Pablo Alvarez sat on a worn couch in the lesbian and gay center at Cal State Long Beach. Next to him was a table covered with flowers and candles, what was left of a campus memorial for Matthew Shepard, the gay college student beaten to death in Wyoming last month.
Alvarez had dismantled the memorial a few days earlier. It was dark when he began his task and he was alone. He remembers suddenly feeling frightened, frightened enough to get a friend to help him.
"There I was, taking down the rainbow flag, a perfect target," he recalled, his shoulders wrapped with the same gay pride flag to ward off the chill of an overzealous air conditioner.
For gay men and women, especially young ones like 21-year-old Alvarez, Shepard's much publicized death was a brutal reminder of their vulnerability. Gays may be more assimilated and accepted than they've ever been in American society, but they remain leading targets of hate crimes.
In Los Angeles County, anti-gay incidents have consistently ranked as the second most common type of bias crime reported, after racially motivated incidents.
Some of the attacks have been just as vicious as the one on Shepard, who was pistol-whipped and tied to a fence post, allegedly by two young men he had met in a bar.
There was Dennis Phung, beaten to death in 1996 in his Hollywood apartment by two transient teenagers he had hired as photo models. They used a claw hammer and--to make sure there was no doubt about their motive--left a mask on his head with the words "gay bash" scrawled across it.
There was Lawrence Ford, bludgeoned and slashed ear to ear in 1996 in his Marina del Rey home by a man he had met through a personal ad in the Los Angeles Times.

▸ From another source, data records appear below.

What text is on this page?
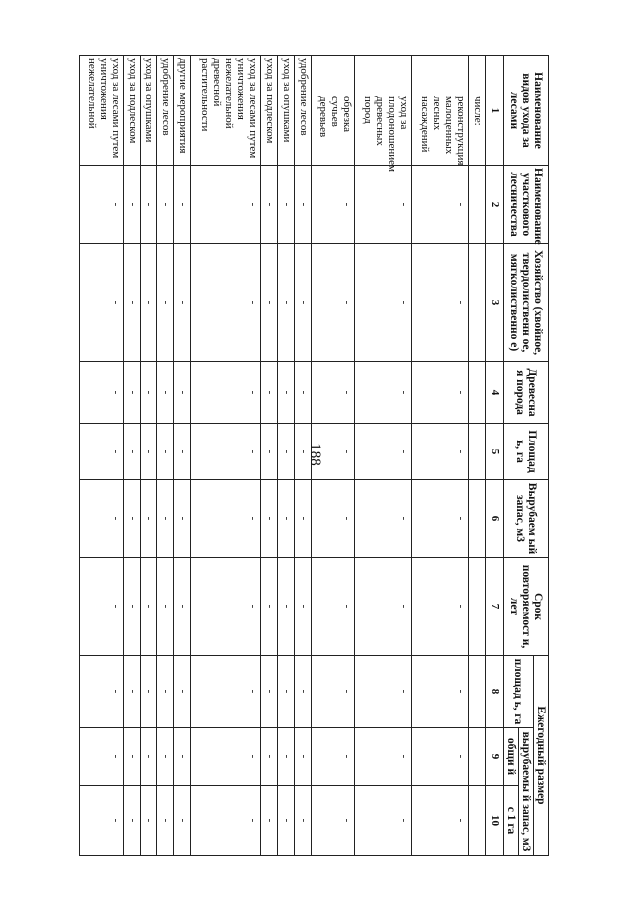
Наименование видов ухода за лесами	Наименование участкового лесничества	Хозяйство (хвойное, твердолиственн ое, мягколиственно е)	Древесна я порода	Площад ь, га	Вырубаем ый запас, м3	Срок повторяемост и, лет	Ежегодный размер		
							площад ь, га	вырубаемы й запас, м3	
								общи й	с 1 га
1	2	3	4	5	6	7	8	9	10
числе:									
реконструкция малоценных лесных насаждений	-	-	-	-	-	-	-	-	-
уход за плодоношением древесных пород	-	-	-	-	-	-	-	-	-
обрезка сучьев деревьев	-	-	-	-	-	-	-	-	-
удобрение лесов	-	-	-	-	-	-	-	-	-
уход за опушками	-	-	-	-	-	-	-	-	-
уход за подлеском	-	-	-	-	-	-	-	-	-
уход за лесами путем уничтожения нежелательной древесной растительности	-	-	-	-	-	-	-	-	-
другие мероприятия	-	-	-	-	-	-	-	-	-
удобрение лесов	-	-	-	-	-	-	-	-	-
уход за опушками	-	-	-	-	-	-	-	-	-
уход за подлеском	-	-	-	-	-	-	-	-	-
уход за лесами путем уничтожения нежелательной	-	-	-	-	-	-	-	-	-
188
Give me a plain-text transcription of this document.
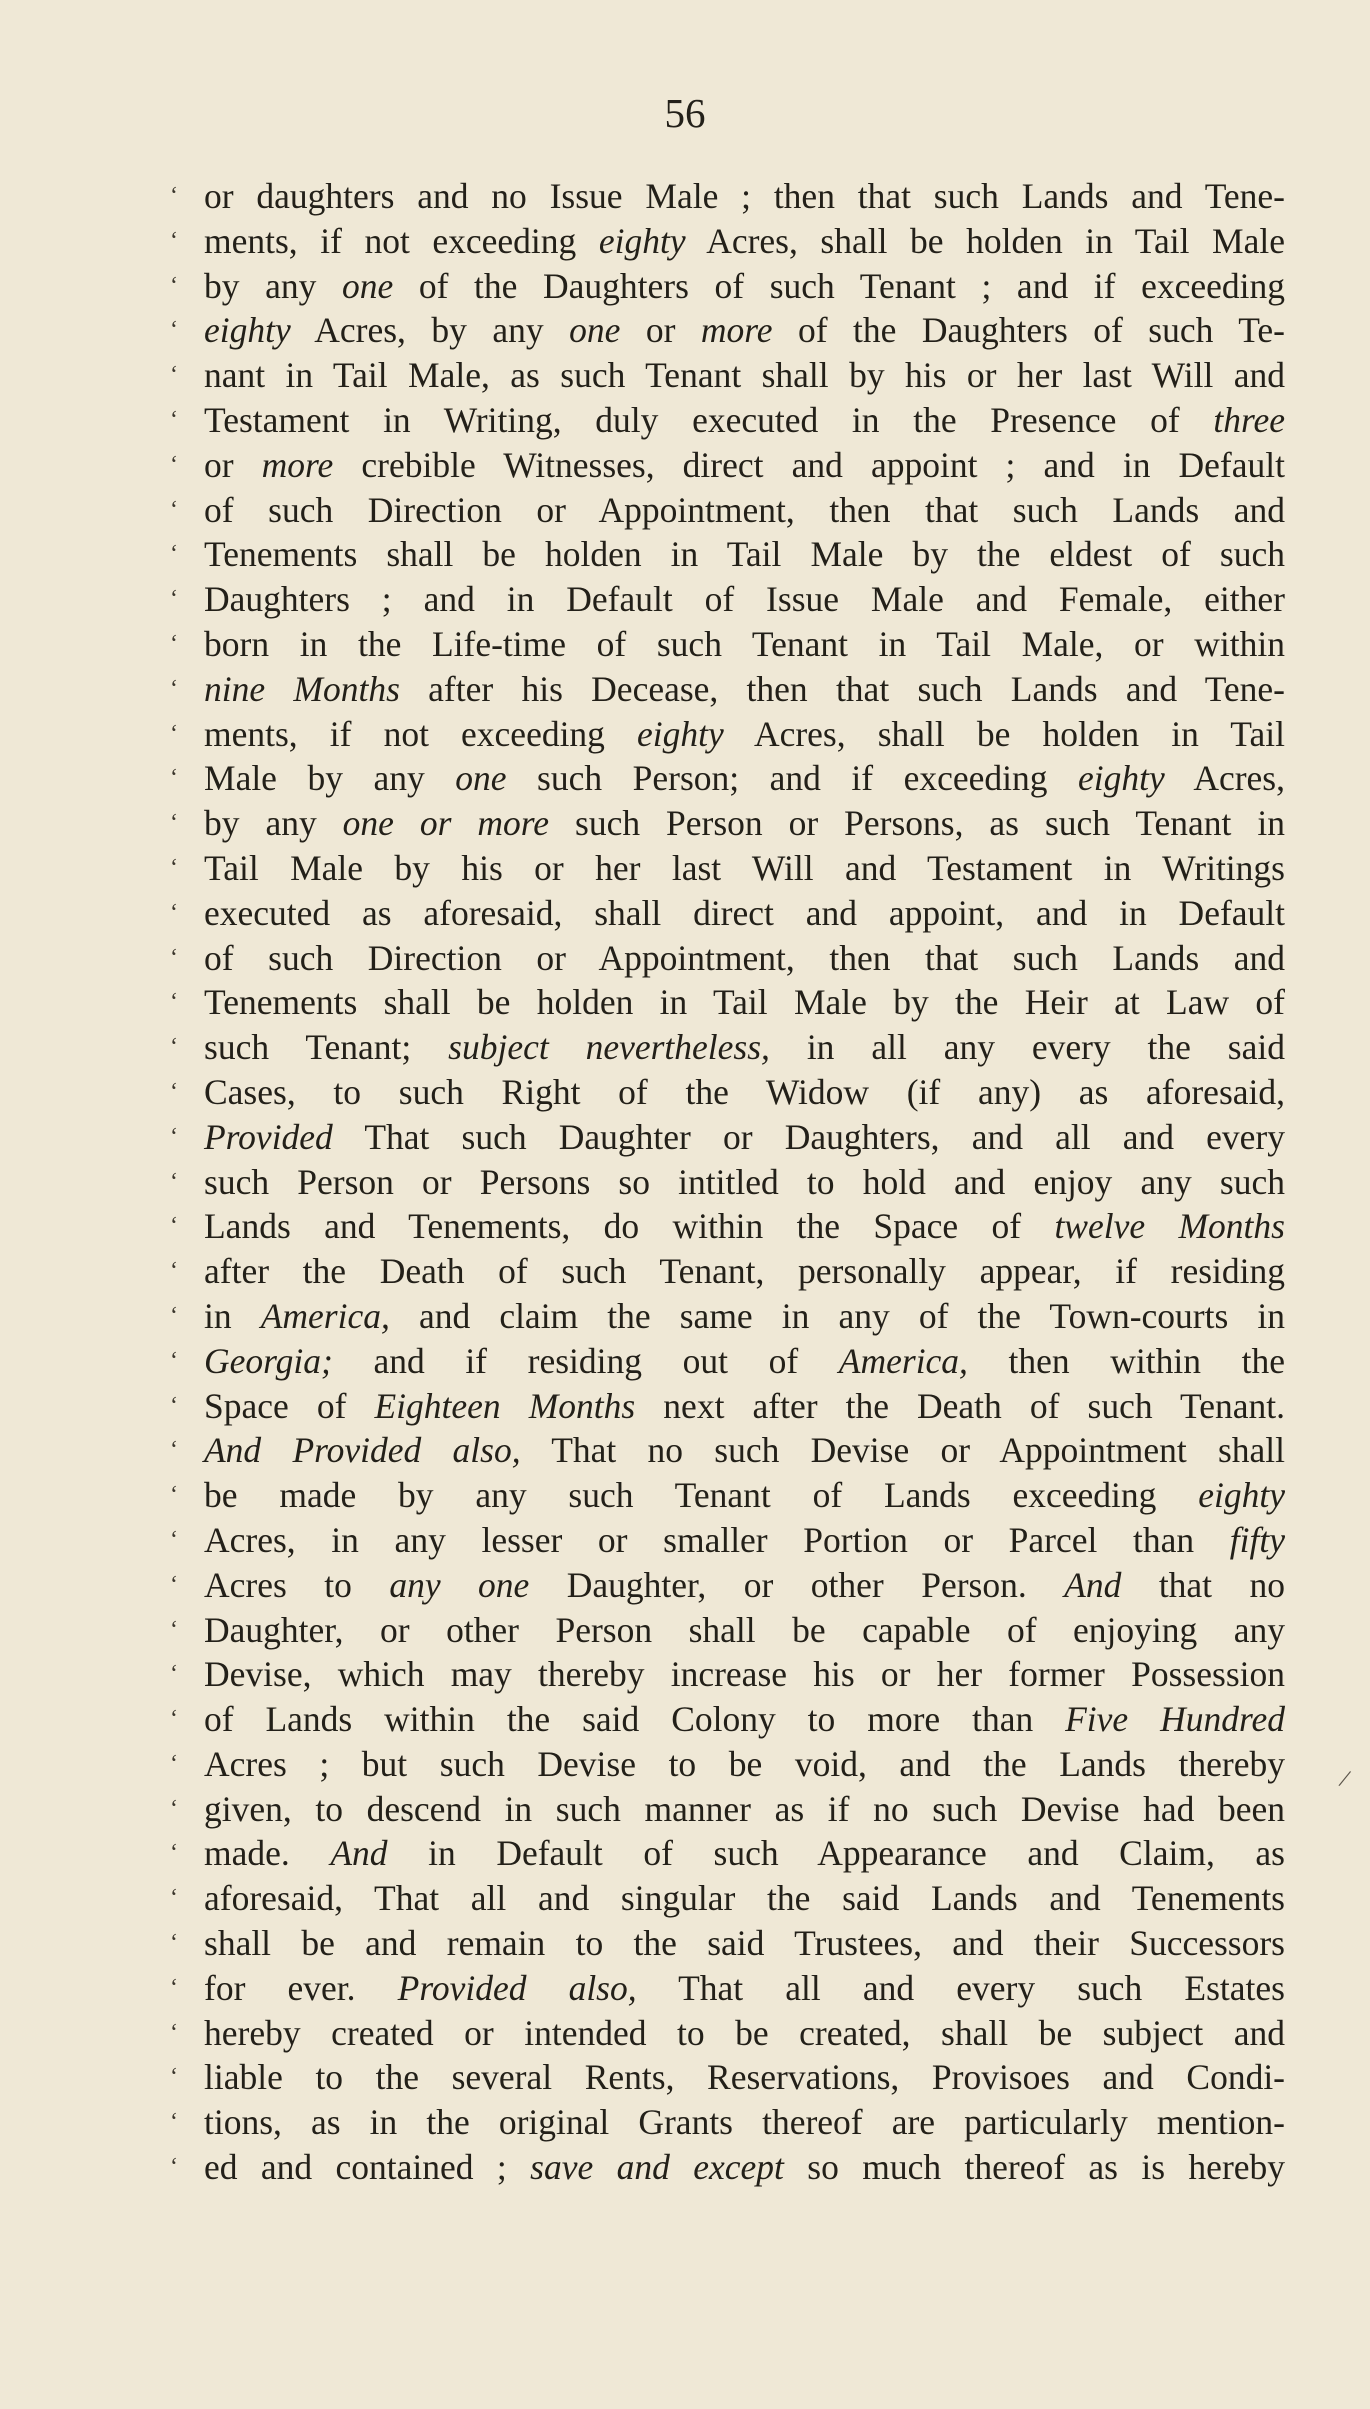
56
‘ or daughters and no Issue Male ; then that such Lands and Tene-
‘ ments, if not exceeding eighty Acres, shall be holden in Tail Male
‘ by any one of the Daughters of such Tenant ; and if exceeding
‘ eighty Acres, by any one or more of the Daughters of such Te-
‘ nant in Tail Male, as such Tenant shall by his or her last Will and
‘ Testament in Writing, duly executed in the Presence of three
‘ or more crebible Witnesses, direct and appoint ; and in Default
‘ of such Direction or Appointment, then that such Lands and
‘ Tenements shall be holden in Tail Male by the eldest of such
‘ Daughters ; and in Default of Issue Male and Female, either
‘ born in the Life-time of such Tenant in Tail Male, or within
‘ nine Months after his Decease, then that such Lands and Tene-
‘ ments, if not exceeding eighty Acres, shall be holden in Tail
‘ Male by any one such Person; and if exceeding eighty Acres,
‘ by any one or more such Person or Persons, as such Tenant in
‘ Tail Male by his or her last Will and Testament in Writings
‘ executed as aforesaid, shall direct and appoint, and in Default
‘ of such Direction or Appointment, then that such Lands and
‘ Tenements shall be holden in Tail Male by the Heir at Law of
‘ such Tenant; subject nevertheless, in all any every the said
‘ Cases, to such Right of the Widow (if any) as aforesaid,
‘ Provided That such Daughter or Daughters, and all and every
‘ such Person or Persons so intitled to hold and enjoy any such
‘ Lands and Tenements, do within the Space of twelve Months
‘ after the Death of such Tenant, personally appear, if residing
‘ in America, and claim the same in any of the Town-courts in
‘ Georgia; and if residing out of America, then within the
‘ Space of Eighteen Months next after the Death of such Tenant.
‘ And Provided also, That no such Devise or Appointment shall
‘ be made by any such Tenant of Lands exceeding eighty
‘ Acres, in any lesser or smaller Portion or Parcel than fifty
‘ Acres to any one Daughter, or other Person. And that no
‘ Daughter, or other Person shall be capable of enjoying any
‘ Devise, which may thereby increase his or her former Possession
‘ of Lands within the said Colony to more than Five Hundred
‘ Acres ; but such Devise to be void, and the Lands thereby
‘ given, to descend in such manner as if no such Devise had been
‘ made. And in Default of such Appearance and Claim, as
‘ aforesaid, That all and singular the said Lands and Tenements
‘ shall be and remain to the said Trustees, and their Successors
‘ for ever. Provided also, That all and every such Estates
‘ hereby created or intended to be created, shall be subject and
‘ liable to the several Rents, Reservations, Provisoes and Condi-
‘ tions, as in the original Grants thereof are particularly mention-
‘ ed and contained ; save and except so much thereof as is hereby
/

There was Leeanne Keith of Downey, shot in the back and paralyzed by her father-in-law two years ago because she was thinking of leaving her marriage to embark on a lesbian relationship.
"It's out there. You don't have to go to Laramie," said Los Angeles County Deputy Dist. Atty. Carla Arranaga. She heads the hate crime suppression unit that obtained convictions in all three cases, which drew barely a mention in the mainstream press. "The same type of atrocity occurs here."
The county Human Relations Commission, which tracks hate crimes reported by law enforcement and community agencies, recorded 220 anti-gay incidents in 1997.
The Threat of Violence
Those familiar with hate crimes say gay-bashings are frequently more violent than other bias-motivated offenses. "The most violent type I see [involves] gay and lesbian victims, and African American victims" targeted by white supremacists, Arranaga said.
As members of the campus gay and lesbian group, Alvarez and his friends are certainly no strangers to anti-gay attitudes.
The group has gotten hate mail and harassing phone calls. Its fliers have been torn down. A women's athletic team yelled slurs at some lesbians leaving the center office one night. Graffiti in one campus men's room was signed by a "famous and proud gay basher."
Still, the threat of violence was more abstract than real until the graphic details of the Shepard attack were splashed across the national media.
"He's my age," Karla Saldana, a 20-year-old junior, said of Shepard, who belonged to the gay student association at the University of Wyoming. "It never hit home before."
The day Shepard died--several days after he was found slumped unconscious on a split rail fence--Samantha Clemens was taking part in a campus panel on gay issues. As in Alvarez's case, it dawned on her that she too could be a target.
"For the first time, I thought, oh my God, someone in this class could follow me," Clemens, 22, said.
Juliet Henderson, a 26-year-old UCLA graduate student, has felt relatively safe in Los Angeles. She has walked around the Westside holding hands with her girlfriend and drawn no more than a few stares.
"West Hollywood is a little bubble--that's where I live," Henderson said. "It's really easy to live in a little gay world and forget people have other experiences."
Yet even before the Shepard attack, she had a sense of risk. "You never know who is going to be a wacko who could just break out a knife or a gun," she said.
When Mark Masterson, 39, lived in North Carolina in his early 20s, he was beaten by a friend's neighbors. They slashed the tires on his car and then five men jumped him, forcing him down on the pavement.
Masterson escaped with a pulled shoulder and cuts. "It echoes still," said the USC graduate student. "It left me very frightened and very cold. You get very scared."
To this day, he tries to avoid neighborhood situations that could escalate. "I want to be out," Masterson said. "But at the same time what I don't want to do is start something with someone who is homophobic near where I live. Because then things get unpredictable and life isn't worth living."
He was not surprised by the Shepard attack. But he was upset: "I guess I was putting myself in his place."